There are three categories of charges that people can face. Each category is defined by the gravity of the offense and the type of punishment that is attached to the offense. The categories of charges are violations, misdemeanors and felonies. The offenses are minor civil violations; misdemeanors are more serious than infractions, while felonies are the most serious crimes. The capital offenses are considered felonies really atrocious by law and often carry the death penalty.

  • Infractions

The offenses are misdemeanors that usually involve the violation of a municipal code, a standard state or local traffic, ordinance or administrative regulation. Violations are civil, rather than criminal offenses and carry no jail or probation. The typical punishment of infringements the fines is determined by the jurisdiction where the offense was committed. Violations not appear in the record of the offender. For example, simple fines of excess speed are offenses that do not appear in the record of driving offender.

  • Types of infringement

Common types of offenses include not stop properly on a signal high, littering violations belt safety and driving without insurance liability.
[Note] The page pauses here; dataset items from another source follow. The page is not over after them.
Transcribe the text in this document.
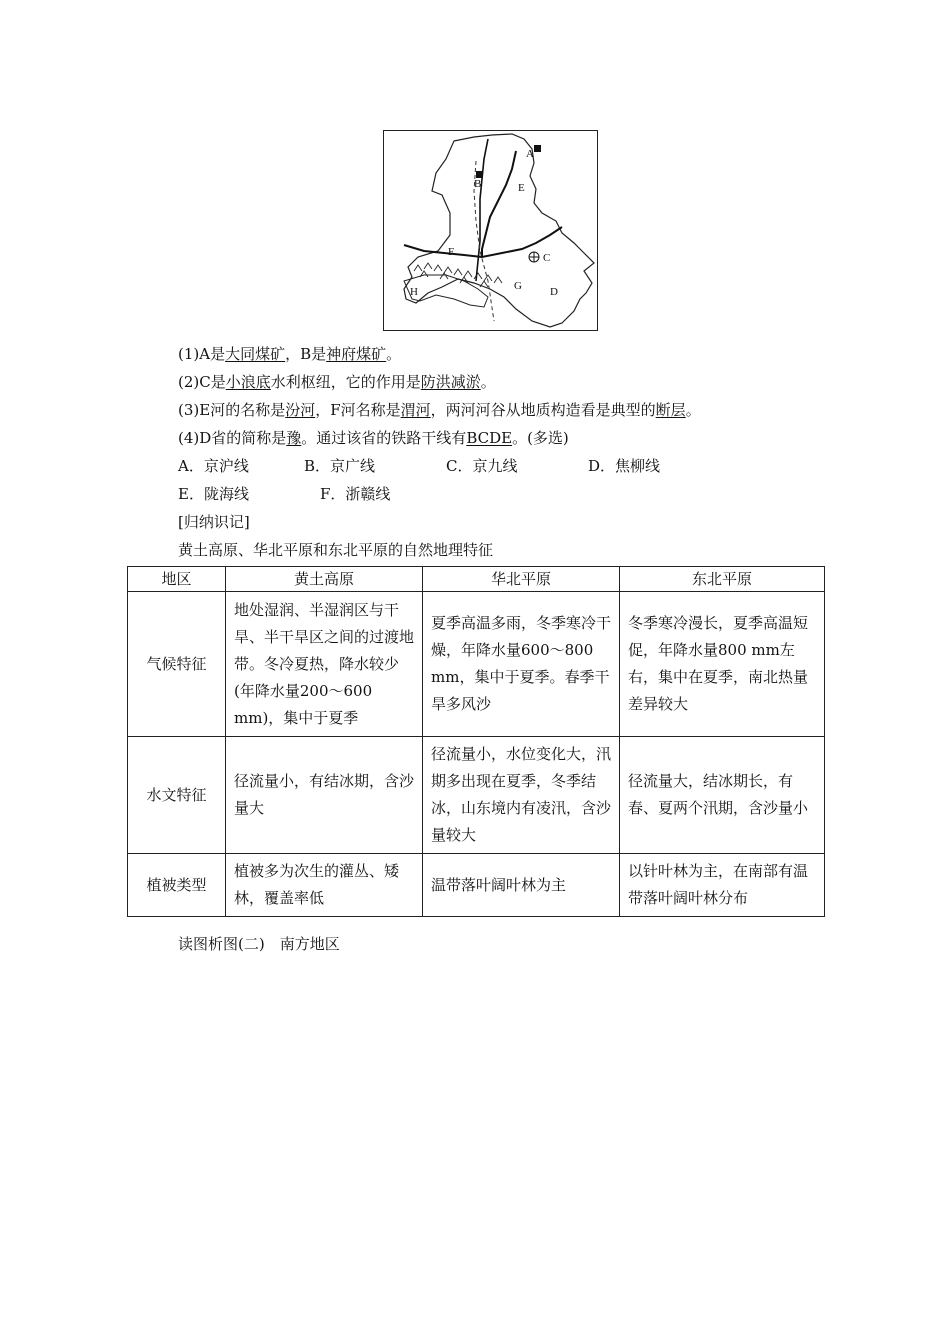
A
B
C
D
E
F
G
H
(1)A是大同煤矿，B是神府煤矿。
(2)C是小浪底水利枢纽，它的作用是防洪减淤。
(3)E河的名称是汾河，F河名称是渭河，两河河谷从地质构造看是典型的断层。
(4)D省的简称是豫。通过该省的铁路干线有BCDE。(多选)
A．京沪线	B．京广线	C．京九线	D．焦柳线
E．陇海线	F．浙赣线
[归纳识记]
黄土高原、华北平原和东北平原的自然地理特征
地区	黄土高原	华北平原	东北平原
气候特征	地处湿润、半湿润区与干旱、半干旱区之间的过渡地带。冬冷夏热，降水较少(年降水量200～600 mm)，集中于夏季	夏季高温多雨，冬季寒冷干燥，年降水量600～800 mm，集中于夏季。春季干旱多风沙	冬季寒冷漫长，夏季高温短促，年降水量800 mm左右，集中在夏季，南北热量差异较大
水文特征	径流量小，有结冰期，含沙量大	径流量小，水位变化大，汛期多出现在夏季，冬季结冰，山东境内有凌汛，含沙量较大	径流量大，结冰期长，有春、夏两个汛期，含沙量小
植被类型	植被多为次生的灌丛、矮林，覆盖率低	温带落叶阔叶林为主	以针叶林为主，在南部有温带落叶阔叶林分布
读图析图(二)　南方地区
Other offenses are jay walking, building code violations and disturbing the peace. Any person charged with an offense has fewer rights than those accused of misdemeanors or felonies. For example, there is no option of a jury trial. The accused shall have the option of paying a fine or appear before a judge.

  • Minor offences

Misdemeanors are criminal offenses carrying a penalty not exceeding one year. Misdemeanors are more serious than offenses and may result in the imposition of heavy fines. Anyone convicted of a misdemeanor and sentenced to jail fulfill the imprisonment in county jail or local, rather than a state or federal prison. Unlike offenses, defendants in misdemeanor cases are entitled to a jury trial.

  • Types of misdemeanors

The types of common misdemeanors include DUI, breach of the peace, trespassing, prostitution, assault and battery, vandalism and resisting arrest. Some crimes are considered crimes “not defined” because it may be charged as a misdemeanor or felony. The determining factors are the circumstances and the skill of the lawyer handling the case. Some minor offenses have mandatory minimum sentences. In California, a third DUI carries a mandatory minimum of 120 days in jail.